Journée sans voiture : Fabrice Eboué ironise, Anne Hidalgo démarre au quart de tour

L'humoriste et la maire de Paris ont rivalisé d'ironie, sur Facebook, autour de la journée sans voiture.

L\'humoriste Fabrice Eboué, au festival du film américain de Deauville, le 4 septembre 2015.
L'humoriste Fabrice Eboué, au festival du film américain de Deauville, le 4 septembre 2015. (CHARLY TRIBALLEAU / AFP)

L'humour peut être une arme politique. Le comédien Fabrice Eboué et la maire de Paris, Anne Hidalgo, ont choisi ce terrain pour se défier, autour de leur désaccord sur la journée sans voiture du dimanche 25 septembre à Paris. L'humoriste, qui s'est plaint de cette opération dans une vidéo publiée sur Facebook, ne s'attendait probablement pas à essuyer une réponse aussi sarcastique de la maire de Paris. Mais il ne s'est pas laissé faire. 

1Fabrice Eboué dit "un gros merci" à Anne Hidalgo

"J’ai été chercher mon fils en banlieue chez ma mère. J’habite dans le 10e arrondissement et là, je peux plus rentrer chez moi parce que c’est Paris sans voiture." Dimanche après-midi, l'humoriste Fabrice Eboué découvre la journée sans voiture. Une "belle initiative", déclare-t-il ironiquement, dans une vidéo publiée sur sa page Facebook et vue plus d'un million de fois depuis.

"Je paie un loyer, j’ai acheté une voiture, je pensais que c’était pour avoir une certaine liberté de mouvement. Mais non, on n’a plus le droit de rien faire en voiture", poursuit le comédien, qui déplore au passage la fermeture des commerces le dimanche. "Bientôt t'auras plus le droit de parler.

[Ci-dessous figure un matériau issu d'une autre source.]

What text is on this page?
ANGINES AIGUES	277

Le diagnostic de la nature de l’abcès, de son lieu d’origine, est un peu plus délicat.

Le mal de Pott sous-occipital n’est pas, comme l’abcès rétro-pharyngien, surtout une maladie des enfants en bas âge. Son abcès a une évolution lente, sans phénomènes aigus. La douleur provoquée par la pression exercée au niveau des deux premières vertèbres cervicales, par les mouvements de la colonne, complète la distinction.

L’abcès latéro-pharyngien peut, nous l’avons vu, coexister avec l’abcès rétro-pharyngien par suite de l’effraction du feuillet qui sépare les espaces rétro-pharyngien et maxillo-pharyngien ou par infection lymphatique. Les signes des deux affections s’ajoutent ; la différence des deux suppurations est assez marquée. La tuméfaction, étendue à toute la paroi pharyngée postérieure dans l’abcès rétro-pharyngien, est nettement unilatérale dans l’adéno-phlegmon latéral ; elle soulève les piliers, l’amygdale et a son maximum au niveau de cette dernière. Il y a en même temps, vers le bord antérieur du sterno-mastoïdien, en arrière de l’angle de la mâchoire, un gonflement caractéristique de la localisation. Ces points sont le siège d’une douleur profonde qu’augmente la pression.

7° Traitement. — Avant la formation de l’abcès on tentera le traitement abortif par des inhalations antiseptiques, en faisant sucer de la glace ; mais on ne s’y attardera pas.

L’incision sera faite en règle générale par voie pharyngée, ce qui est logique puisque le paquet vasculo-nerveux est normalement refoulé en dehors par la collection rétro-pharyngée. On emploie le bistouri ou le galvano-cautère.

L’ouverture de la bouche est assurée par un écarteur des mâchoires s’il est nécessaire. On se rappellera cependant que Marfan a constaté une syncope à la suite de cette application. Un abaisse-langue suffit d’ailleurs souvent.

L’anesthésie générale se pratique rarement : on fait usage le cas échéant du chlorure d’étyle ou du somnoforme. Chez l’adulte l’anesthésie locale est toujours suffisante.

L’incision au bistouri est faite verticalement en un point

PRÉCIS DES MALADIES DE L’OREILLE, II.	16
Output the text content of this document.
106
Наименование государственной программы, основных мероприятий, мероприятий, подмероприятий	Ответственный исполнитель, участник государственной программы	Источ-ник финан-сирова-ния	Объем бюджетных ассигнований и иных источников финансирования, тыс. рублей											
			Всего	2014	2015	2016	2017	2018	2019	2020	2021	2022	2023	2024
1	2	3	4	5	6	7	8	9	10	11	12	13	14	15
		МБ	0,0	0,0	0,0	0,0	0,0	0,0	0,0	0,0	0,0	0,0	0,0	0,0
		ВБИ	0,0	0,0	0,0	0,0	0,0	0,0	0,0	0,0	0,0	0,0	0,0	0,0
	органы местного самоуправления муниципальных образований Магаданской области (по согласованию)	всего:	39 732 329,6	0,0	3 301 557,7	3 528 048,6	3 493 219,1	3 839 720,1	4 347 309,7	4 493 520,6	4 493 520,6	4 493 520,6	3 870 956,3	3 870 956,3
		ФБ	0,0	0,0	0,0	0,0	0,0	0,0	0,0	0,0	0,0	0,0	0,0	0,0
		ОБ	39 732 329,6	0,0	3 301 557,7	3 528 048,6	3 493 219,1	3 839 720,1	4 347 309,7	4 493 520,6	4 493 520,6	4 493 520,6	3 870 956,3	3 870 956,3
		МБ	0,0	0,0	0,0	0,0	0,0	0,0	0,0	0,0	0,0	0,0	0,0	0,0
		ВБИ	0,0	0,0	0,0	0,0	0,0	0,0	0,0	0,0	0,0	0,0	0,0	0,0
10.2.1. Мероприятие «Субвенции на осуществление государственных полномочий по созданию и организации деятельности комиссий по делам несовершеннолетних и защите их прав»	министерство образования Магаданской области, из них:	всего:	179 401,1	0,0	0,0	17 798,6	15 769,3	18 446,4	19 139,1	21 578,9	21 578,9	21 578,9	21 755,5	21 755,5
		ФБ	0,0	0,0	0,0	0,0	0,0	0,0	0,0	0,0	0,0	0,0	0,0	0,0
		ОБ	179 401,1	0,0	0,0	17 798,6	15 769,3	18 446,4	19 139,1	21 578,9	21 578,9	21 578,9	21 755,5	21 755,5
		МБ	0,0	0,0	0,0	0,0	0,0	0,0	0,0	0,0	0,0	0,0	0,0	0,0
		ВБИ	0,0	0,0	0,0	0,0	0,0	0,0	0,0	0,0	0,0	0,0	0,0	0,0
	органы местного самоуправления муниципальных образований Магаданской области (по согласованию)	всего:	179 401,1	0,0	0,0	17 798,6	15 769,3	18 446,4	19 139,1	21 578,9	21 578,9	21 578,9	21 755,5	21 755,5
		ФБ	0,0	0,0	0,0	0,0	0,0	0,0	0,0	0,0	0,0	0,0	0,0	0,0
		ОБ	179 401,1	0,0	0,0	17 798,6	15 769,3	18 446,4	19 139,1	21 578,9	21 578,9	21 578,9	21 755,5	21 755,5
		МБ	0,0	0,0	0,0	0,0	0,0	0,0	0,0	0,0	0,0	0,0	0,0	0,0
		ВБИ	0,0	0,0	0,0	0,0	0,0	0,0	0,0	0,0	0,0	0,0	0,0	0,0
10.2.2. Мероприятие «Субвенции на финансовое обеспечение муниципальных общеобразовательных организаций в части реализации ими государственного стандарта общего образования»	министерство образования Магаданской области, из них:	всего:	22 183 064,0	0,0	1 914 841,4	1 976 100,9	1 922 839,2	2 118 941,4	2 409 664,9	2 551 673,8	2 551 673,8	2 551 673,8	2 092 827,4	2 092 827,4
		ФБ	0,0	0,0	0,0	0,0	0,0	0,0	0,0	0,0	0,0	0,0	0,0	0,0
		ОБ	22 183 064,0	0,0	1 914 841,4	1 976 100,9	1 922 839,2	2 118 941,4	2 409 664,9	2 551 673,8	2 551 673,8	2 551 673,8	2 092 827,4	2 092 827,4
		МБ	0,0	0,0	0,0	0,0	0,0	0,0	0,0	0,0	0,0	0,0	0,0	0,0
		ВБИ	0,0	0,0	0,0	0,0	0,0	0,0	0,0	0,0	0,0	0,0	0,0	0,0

Tu seras dans la rue comme ça et puis un policier te dira : 'Non m'sieur, c'est dimanche, on parle pas'", se moque-t-il encore. Après avoir adressé "un gros merci à Mme Hidalgo", Fabrice Eboué suggère d'instaurer "une journée sans politicien, peut-être 365 jours dans l'année même".

2Anne Hidalgo invite l'humoriste à "découvrir" le site de la RATP

La vidéo de Fabrice Eboué a été généreusement commentée, tant par des fans qui partageaient son avis que par d'autres qui se moquaient de lui. Anne Hidalgo a saisi l'occasion pour faire, à son tour, une note d'humour, en répondant aux piques de l'humoriste à son encontre. "Comme de nombreux internautes, j’ai été particulièrement touchée par votre vidéo, publiée hier matin sur les réseaux sociaux", démarre-t-elle, déjà ironique.

"Votre mine désemparée, votre gorge nouée par l’émotion, vos yeux embués de larmes à l’idée terrible de devoir renoncer à votre voiture, m’ont fait prendre conscience de la gravité de la situation", poursuit l'édile, qui s'aventure sur le terrain de l'humoriste, en tournant en dérision son message. "Quelle épreuve terrible, pour ne pas dire insurmontable, d’être contraint un jour par an, à l’occasion de la journée sans voiture, de renoncer à son véhicule individuel !" reconnaît-elle faussement. 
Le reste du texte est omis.